Babies and children

Home treadmill burn risk for children

Home treadmills burn risk for children Emerging health hazard

Children are accidentally getting burned on home treadmills, with health professionals warning parents to be alert to the risks of these running machines.

Plastic surgeons in Wales have seen a growing number of deep burns in children — especially on their hands — where children’s hands and fingers have received friction burns from the motorised running belt.

Surgeons at the Welsh Centre for Burns and Plastic Surgery at Morriston Hospital and Birmingham Children’s Hospital are among those researching the issue.

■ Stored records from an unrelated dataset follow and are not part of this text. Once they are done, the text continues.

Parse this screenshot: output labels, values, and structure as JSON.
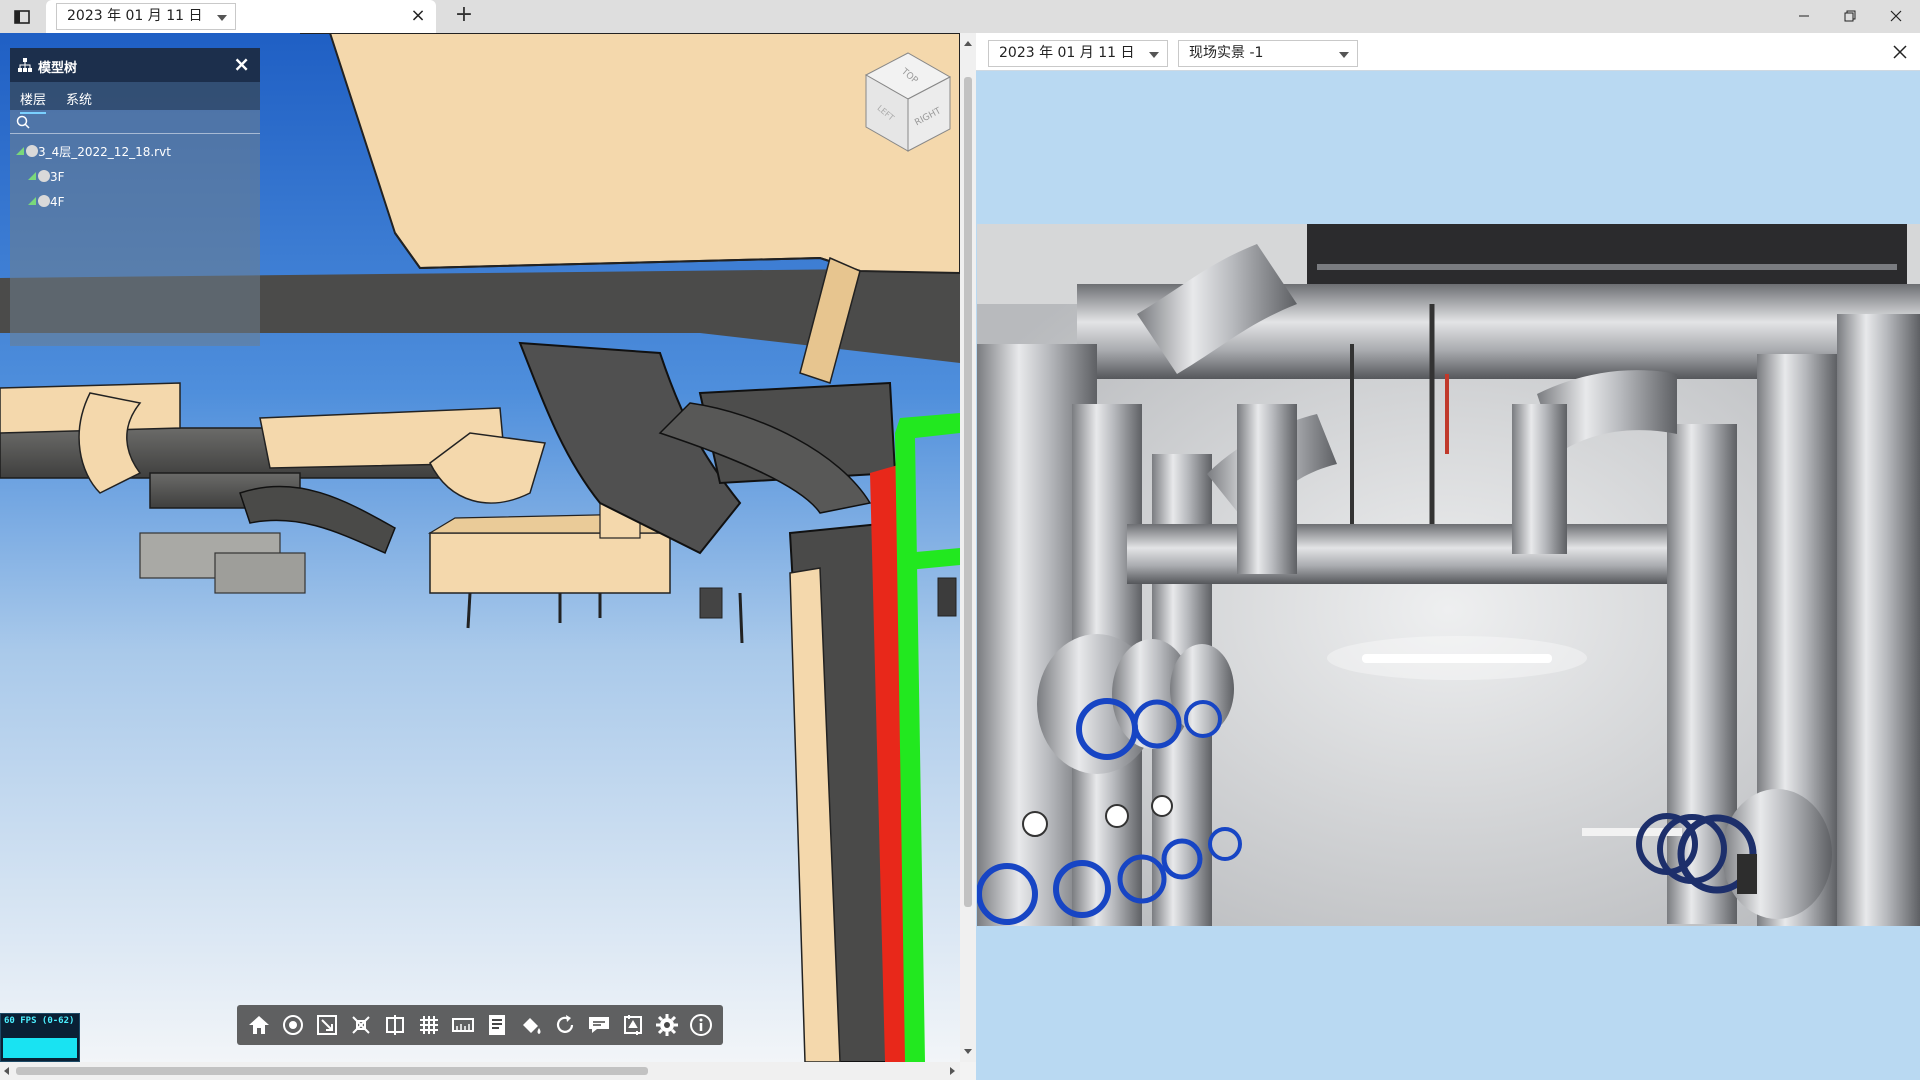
{
  "titlebar": {
    "tab_date": "2023 年 01 月 11 日",
    "tab_close_glyph": "×",
    "new_tab_glyph": "+"
  },
  "model_tree": {
    "title": "模型树",
    "close_glyph": "×",
    "tabs": [
      {
        "label": "楼层",
        "active": true
      },
      {
        "label": "系统",
        "active": false
      }
    ],
    "root": "3_4层_2022_12_18.rvt",
    "children": [
      "3F",
      "4F"
    ]
  },
  "viewcube": {
    "faces": [
      "TOP",
      "LEFT",
      "RIGHT"
    ]
  },
  "fps": {
    "label": "60 FPS (0-62)"
  },
  "toolbar": {
    "icons": [
      "home-icon",
      "orbit-icon",
      "fit-view-icon",
      "explode-icon",
      "section-box-icon",
      "grid-icon",
      "measure-icon",
      "properties-icon",
      "paint-icon",
      "rotate-icon",
      "comment-icon",
      "screenshot-icon",
      "settings-icon",
      "info-icon"
    ]
  },
  "right_panel": {
    "date": "2023 年 01 月 11 日",
    "scene": "现场实景 -1",
    "close_glyph": "×"
  },
  "colors": {
    "sky_top": "#2f6fcf",
    "sky_bottom": "#eef3f8",
    "duct_tan": "#f4d8ac",
    "pipe_gray": "#5a5a58",
    "pipe_green": "#22e81f",
    "pipe_red": "#e8281a",
    "right_bg": "#b9d9f2"
  }
}
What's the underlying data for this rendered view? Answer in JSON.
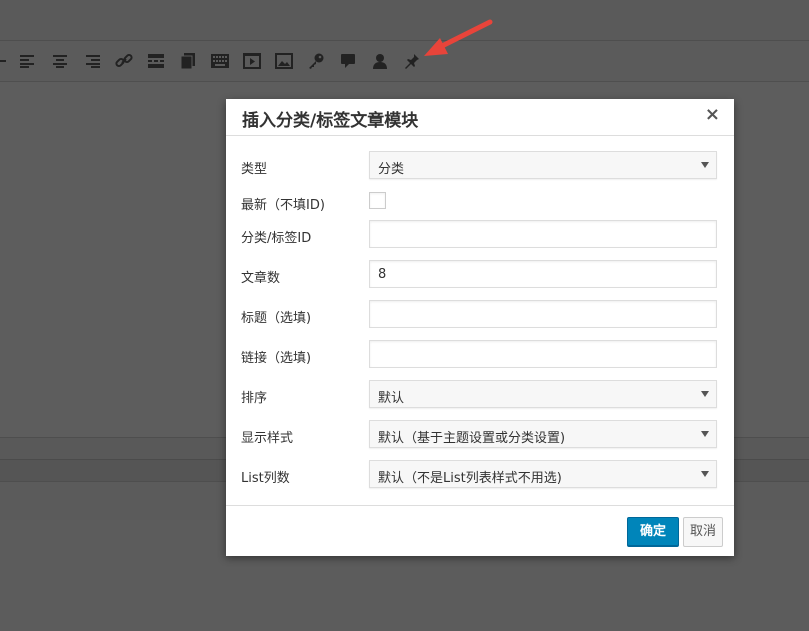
{
  "dialog": {
    "title": "插入分类/标签文章模块",
    "close": "×",
    "fields": {
      "type": {
        "label": "类型",
        "value": "分类"
      },
      "latest": {
        "label": "最新（不填ID)",
        "checked": false
      },
      "category_tag_id": {
        "label": "分类/标签ID",
        "value": ""
      },
      "post_count": {
        "label": "文章数",
        "value": "8"
      },
      "title": {
        "label": "标题（选填)",
        "value": ""
      },
      "link": {
        "label": "链接（选填)",
        "value": ""
      },
      "sort": {
        "label": "排序",
        "value": "默认"
      },
      "display_style": {
        "label": "显示样式",
        "value": "默认（基于主题设置或分类设置)"
      },
      "list_columns": {
        "label": "List列数",
        "value": "默认（不是List列表样式不用选)"
      }
    },
    "buttons": {
      "ok": "确定",
      "cancel": "取消"
    }
  },
  "toolbar": {
    "icons": [
      "strikethrough-icon",
      "align-left-icon",
      "align-center-icon",
      "align-right-icon",
      "link-icon",
      "more-tag-icon",
      "page-icon",
      "keyboard-icon",
      "video-icon",
      "image-icon",
      "key-icon",
      "comment-icon",
      "user-icon",
      "pin-icon"
    ]
  },
  "colors": {
    "primary_button": "#0085ba",
    "annotation_arrow": "#e8443a",
    "overlay": "#5c5c5c"
  }
}
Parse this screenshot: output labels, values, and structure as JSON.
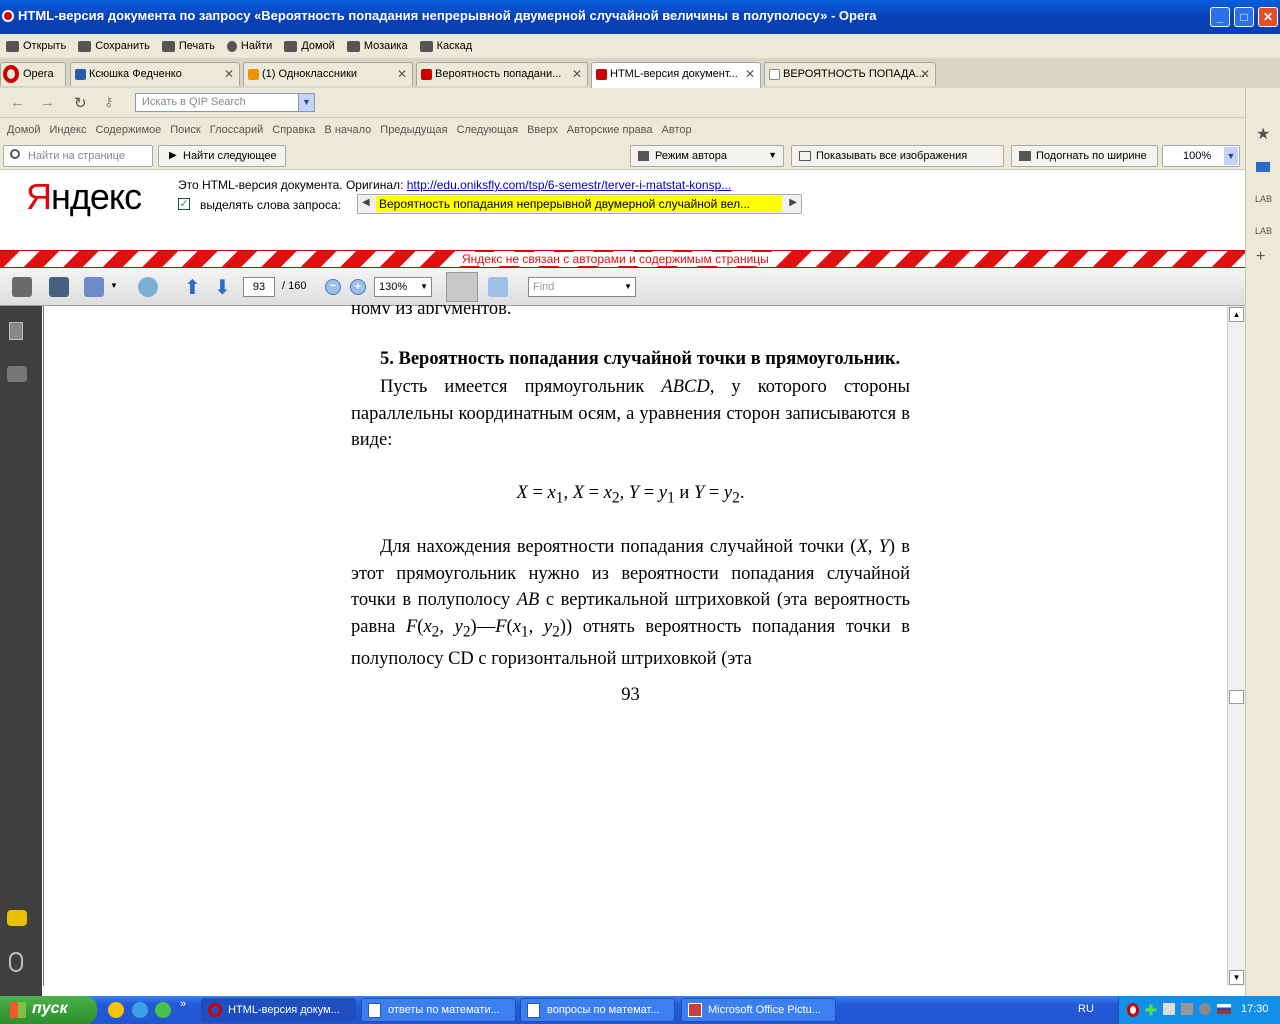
{
  "window": {
    "title": "HTML-версия документа по запросу «Вероятность попадания непрерывной двумерной случайной величины в полуполосу» - Opera"
  },
  "menu": [
    "Открыть",
    "Сохранить",
    "Печать",
    "Найти",
    "Домой",
    "Мозаика",
    "Каскад"
  ],
  "tabs": [
    {
      "label": "Opera"
    },
    {
      "label": "Ксюшка Федченко"
    },
    {
      "label": "(1) Одноклассники"
    },
    {
      "label": "Вероятность попадани..."
    },
    {
      "label": "HTML-версия документ..."
    },
    {
      "label": "ВЕРОЯТНОСТЬ ПОПАДА..."
    }
  ],
  "nav": {
    "search_placeholder": "Искать в QIP Search"
  },
  "links": [
    "Домой",
    "Индекс",
    "Содержимое",
    "Поиск",
    "Глоссарий",
    "Справка",
    "В начало",
    "Предыдущая",
    "Следующая",
    "Вверх",
    "Авторские права",
    "Автор"
  ],
  "findbar": {
    "find_placeholder": "Найти на странице",
    "find_next": "Найти следующее",
    "mode": "Режим автора",
    "show_images": "Показывать все изображения",
    "fit_width": "Подогнать по ширине",
    "zoom": "100%"
  },
  "yandex": {
    "logo_ya": "Я",
    "logo_rest": "ндекс",
    "original_label": "Это HTML-версия документа. Оригинал:",
    "original_url": "http://edu.oniksfly.com/tsp/6-semestr/terver-i-matstat-konsp...",
    "highlight_label": "выделять слова запроса:",
    "highlight_query": "Вероятность попадания непрерывной двумерной случайной вел...",
    "disclaimer": "Яндекс не связан с авторами и содержимым страницы"
  },
  "pdf": {
    "page": "93",
    "total": "/ 160",
    "zoom": "130%",
    "find_placeholder": "Find"
  },
  "doc": {
    "top_fragment": "ному из аргументов.",
    "heading": "5. Вероятность попадания случайной точки в прямоугольник.",
    "page_number": "93"
  },
  "taskbar": {
    "start": "пуск",
    "tasks": [
      "HTML-версия докум...",
      "ответы по математи...",
      "вопросы по математ...",
      "Microsoft Office Pictu..."
    ],
    "lang": "RU",
    "clock": "17:30"
  }
}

They looked at 29 running machine injuries on children aged between one and 13 during 2003 and 2009. More than half of burns needed skin grafts and more than two-thirds were classified as deep burns. There have been a further 20 cases involving children at the Welsh Centre between 2006 and 2010.

One of the surgeons, Sarah Hemington-Gorse, said: “This is a growing problem because of the popularity of home gyms. I don't think people fully appreciate how severe the injuries can be as the burns are only small. The problem is that the majority of the burns are deep and are on the fingers or hands.

“Children can hurt themselves because they play on the treadmills and fall, and then grab the belt to try and save themselves. The belts are motorised so they keep on turning, and can cause deep burns. Or they touch the belt when an adult is using the treadmill and their hand gets trapped,” she warned.

She said burns to the palm or fingers can take a long time to heal and often involve grafts and operations. As home treadmills rarely have guards to the working parts they are a particular health hazard to young children.

The research team urged parents, treadmill manufacturers and regulatory authorities to take steps to prevent this emerging health problem.